His hits rang out so loudly, they drew close attention from refs, but game tape proved his form flawless. Nevertheless, after the first half, or, sometimes, quarter, if the lead reached an insurmountable deficit, Hufanga would be pulled for the sake of sportsmanship.
Once in college and firmly in place as the starting strong safety, Hufanga’s hits earned him a nickname, “The Trojan Missile,” and two broken collarbones in one year. During his rehab, the coaching staff challenged Hufanga to employ his special set of skills more judiciously.
Meanwhile, he used his time recovering to more closely study film, allowing him to enter a play informed. This resulted in greater trust in his instincts and for him to become even more dangerous.
All this work paid off in his junior year when he led the USC defense in tackles, interceptions, and forced fumbles, earning himself the PAC-12 Defensive Player of the Year Award and First Team All-American honors. However, it wasn’t production or awards that made him a beloved team leader. Instead, teammates point to his work ethic, boundless energy, and relentless support as his most valuable qualities.
Hufanga credits his discipline to growing up on a farm that his father tended to while maintaining a full-time job. Having a strong family anchored by such a role model instilled in him indispensable mental tools. As a kid, he’d wake up early before school and on weekends to handle chores like feeding and cleaning up after the farm’s cows, chickens, pigs, and goats. By comparison, 5:30 AM workouts during his high school years must’ve felt like an all-expenses-paid vacation.
From the farm to Levi’s Stadium, Hufanga hasn’t changed one bit. In the spring, his Mad Max motor impressed as usual, but, as a more physical player, the full scope of his style couldn’t be measured until the pads came out. That’s when heads began to turn, and everyone recognized the possibilities.
But, it wasn’t until Jaquiski Tartt’s recovery from last season’s turf toe injury lingered and some dominant preseason performances that Hufanga’s name got seriously floated as the possible Week 1 starter at strong safety. Then, John Lynch went on the record, saying, “Opportunities in the NFL are earned. That’s what he’s done… he’s vying to start for us.”

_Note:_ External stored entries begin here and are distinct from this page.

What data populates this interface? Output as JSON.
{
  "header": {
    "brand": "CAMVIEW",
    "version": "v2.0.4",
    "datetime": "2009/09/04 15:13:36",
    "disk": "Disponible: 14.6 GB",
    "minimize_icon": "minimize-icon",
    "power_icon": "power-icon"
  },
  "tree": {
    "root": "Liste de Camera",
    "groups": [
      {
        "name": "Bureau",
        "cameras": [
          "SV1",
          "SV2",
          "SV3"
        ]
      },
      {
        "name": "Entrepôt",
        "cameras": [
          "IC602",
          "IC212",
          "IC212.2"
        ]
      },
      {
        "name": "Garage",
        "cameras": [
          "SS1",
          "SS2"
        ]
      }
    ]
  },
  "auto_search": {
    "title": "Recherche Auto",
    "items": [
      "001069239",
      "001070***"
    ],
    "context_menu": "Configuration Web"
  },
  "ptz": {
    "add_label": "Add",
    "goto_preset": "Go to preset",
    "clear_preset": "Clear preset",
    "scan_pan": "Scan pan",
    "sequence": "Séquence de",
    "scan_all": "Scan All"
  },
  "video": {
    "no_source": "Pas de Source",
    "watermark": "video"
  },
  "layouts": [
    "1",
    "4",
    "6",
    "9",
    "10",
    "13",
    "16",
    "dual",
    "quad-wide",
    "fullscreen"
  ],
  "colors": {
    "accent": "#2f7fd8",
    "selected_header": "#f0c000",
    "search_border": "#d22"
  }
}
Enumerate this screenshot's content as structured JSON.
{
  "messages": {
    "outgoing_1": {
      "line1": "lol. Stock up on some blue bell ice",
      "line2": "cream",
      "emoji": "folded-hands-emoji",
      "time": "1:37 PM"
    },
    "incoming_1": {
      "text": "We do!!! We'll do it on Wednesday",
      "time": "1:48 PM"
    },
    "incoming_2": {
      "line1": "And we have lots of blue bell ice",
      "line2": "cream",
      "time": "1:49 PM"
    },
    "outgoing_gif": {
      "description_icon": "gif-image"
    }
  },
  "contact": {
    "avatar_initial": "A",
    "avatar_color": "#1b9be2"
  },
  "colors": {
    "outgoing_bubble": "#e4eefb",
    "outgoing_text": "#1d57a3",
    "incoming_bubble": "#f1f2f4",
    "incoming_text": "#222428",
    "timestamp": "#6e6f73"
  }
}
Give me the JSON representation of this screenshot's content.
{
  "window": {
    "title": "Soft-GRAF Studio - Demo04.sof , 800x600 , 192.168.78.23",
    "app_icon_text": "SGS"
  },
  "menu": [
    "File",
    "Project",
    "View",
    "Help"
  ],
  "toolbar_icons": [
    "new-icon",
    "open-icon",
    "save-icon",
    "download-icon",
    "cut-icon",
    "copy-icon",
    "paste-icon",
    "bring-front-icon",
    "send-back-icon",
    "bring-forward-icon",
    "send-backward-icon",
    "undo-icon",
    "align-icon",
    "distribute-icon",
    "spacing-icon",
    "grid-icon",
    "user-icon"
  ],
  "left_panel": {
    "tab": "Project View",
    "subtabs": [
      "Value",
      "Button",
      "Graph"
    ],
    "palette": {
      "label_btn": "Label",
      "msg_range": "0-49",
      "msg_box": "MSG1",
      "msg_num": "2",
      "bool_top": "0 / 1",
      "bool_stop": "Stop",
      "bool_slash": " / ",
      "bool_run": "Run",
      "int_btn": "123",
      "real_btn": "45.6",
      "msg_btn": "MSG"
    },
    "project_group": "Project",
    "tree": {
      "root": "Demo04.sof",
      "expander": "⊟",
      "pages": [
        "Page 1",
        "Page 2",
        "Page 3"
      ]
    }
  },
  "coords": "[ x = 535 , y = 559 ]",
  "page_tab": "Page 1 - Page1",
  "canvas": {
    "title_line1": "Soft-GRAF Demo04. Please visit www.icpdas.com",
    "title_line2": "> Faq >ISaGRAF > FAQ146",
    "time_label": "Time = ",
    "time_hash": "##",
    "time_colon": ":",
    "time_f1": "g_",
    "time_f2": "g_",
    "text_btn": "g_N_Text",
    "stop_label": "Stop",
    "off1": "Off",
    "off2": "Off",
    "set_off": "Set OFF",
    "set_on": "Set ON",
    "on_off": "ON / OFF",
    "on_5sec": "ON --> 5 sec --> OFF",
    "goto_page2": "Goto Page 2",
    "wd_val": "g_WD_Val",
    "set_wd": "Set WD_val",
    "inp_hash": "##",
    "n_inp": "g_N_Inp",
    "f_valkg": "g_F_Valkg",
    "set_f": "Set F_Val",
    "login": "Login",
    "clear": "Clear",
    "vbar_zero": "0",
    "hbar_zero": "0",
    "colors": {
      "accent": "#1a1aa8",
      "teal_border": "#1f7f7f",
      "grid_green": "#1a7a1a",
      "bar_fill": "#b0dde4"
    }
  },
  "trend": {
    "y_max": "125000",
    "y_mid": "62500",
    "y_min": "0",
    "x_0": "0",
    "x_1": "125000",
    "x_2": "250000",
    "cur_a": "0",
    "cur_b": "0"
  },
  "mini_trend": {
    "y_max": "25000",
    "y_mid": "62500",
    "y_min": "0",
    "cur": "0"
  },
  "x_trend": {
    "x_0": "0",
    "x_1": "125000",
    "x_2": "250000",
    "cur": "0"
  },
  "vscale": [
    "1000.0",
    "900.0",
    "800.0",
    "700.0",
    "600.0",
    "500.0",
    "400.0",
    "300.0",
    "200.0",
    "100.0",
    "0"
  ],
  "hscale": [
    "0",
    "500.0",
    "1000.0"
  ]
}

That’s high praise from a recently inducted Hall of Fame safety. What about the safety who’d been lining up alongside Hufanga? When asked about the rookie, Jimmie Ward said, “I don’t know what he ran in his 40 time, but on the field, it feels like he runs a 4.3.” That’s what people call game speed.
As training camp wore on, it seemed the veteran Tavon Wilson was the leader in the clubhouse for the spot, but his level of play in the preseason didn’t flash the way Hufanga’s did. Meanwhile, Tartt was just activated off the PUP list after having spent the offseason at the facility rehabbing. He played in Sunday’s game, including a scary moment in which he limped to the sidelines but returned to action shortly thereafter.
The 49ers will most likely slow play Tartt’s return, given his long time away from the action and general cautiousness, but if he’s ready to play, he will get the nod as the team’s most experienced and naturally-gifted option. It’ll be an interesting story to track during practice leading up to the Lions game.
Either way, Hufanga has made the most important first impression a rookie can make. He’s shown that he belongs. He hasn’t looked lost, hasn’t missed assignments, and hasn’t been blown off the field. Instead, he’s relied on his intuition, technique, and competitiveness to get out there and help the team. That’s all he wanted, anyways.
Will he end up starting Week 1? Maybe. Then, maybe, Tartt returns healthy and takes over for the rest of the season. Or, maybe, Hufanga takes the job and never looks back, or he steps in as an injury replacement later in the year. Or, next season, after Tartt’s deal is up, Hufanga inherits the role full time. At this point, it’s hard to see exactly where the future could take him.
No matter what it holds, one thing is clear, Hufanga will be ready for it.